7. Implications, Recommendations, and Directions for Future Development
CodeElo establishes for the first time a human-referenced, zero-false-positive, platform-aligned benchmarking protocol for code generation models, providing a comprehensive quantitative and qualitative account of current LLM abilities and limitations.
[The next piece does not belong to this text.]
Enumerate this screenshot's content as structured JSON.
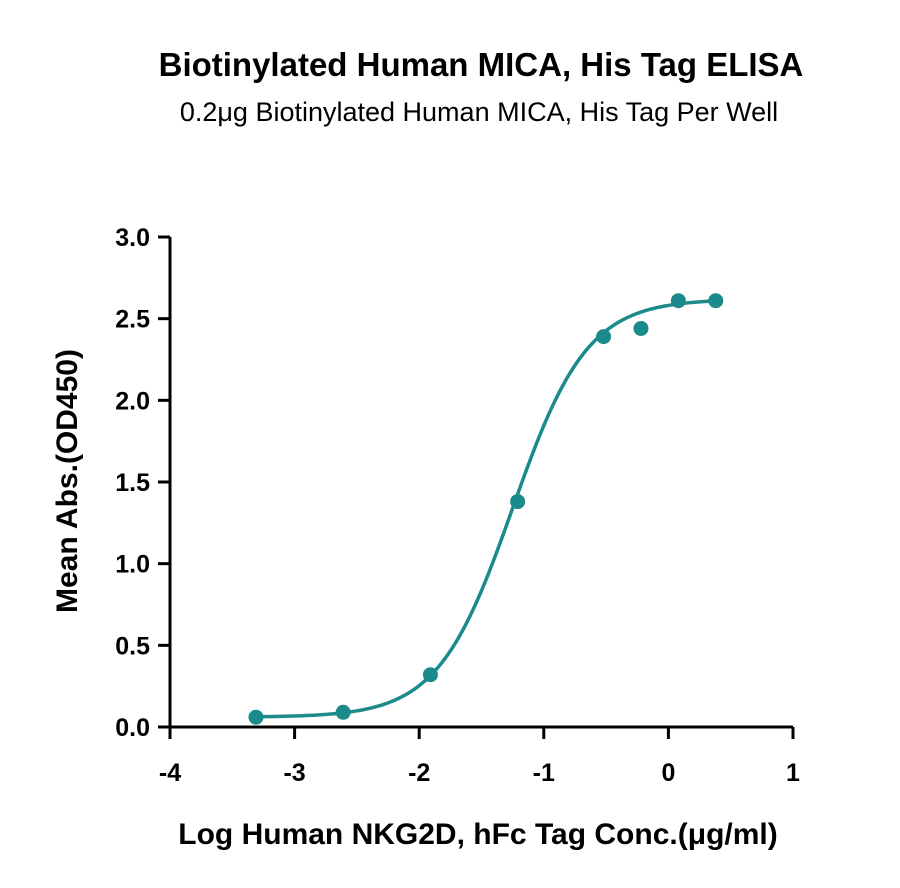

Its findings highlight the promise of recent high-performing proprietary reasoning models but also underscore the substantial accuracy gap relative to broader human proficiency—most models underperform even on basic competitive problems.
Key recommendations arising from CodeElo include:
- Design algorithm-centric and chain-of-thought focused curricula, particularly for difficult domains such as DP and Trees
- Prefer C++ output in competitive settings to harness maximal model and evaluation efficiency
- Continue monthly ingestion of new contest data to track progress and further suppress variance
- Expand to multi-language and adaptive problem selection for broader skill assessment and fair comparison
Planned extensions involve the release of open-source scaffolds for reproducible submission and judgment, as well as techniques for incorporating domain-specific and hybrid consensus methodologies. CodeElo thus provides a foundational infrastructure for rigorous, ongoing measurement and improvement of LLM code reasoning at competitive human levels (Quan et al., 2 Jan 2025, Dai et al., 15 Nov 2025, Hübotter et al., 6 Oct 2025).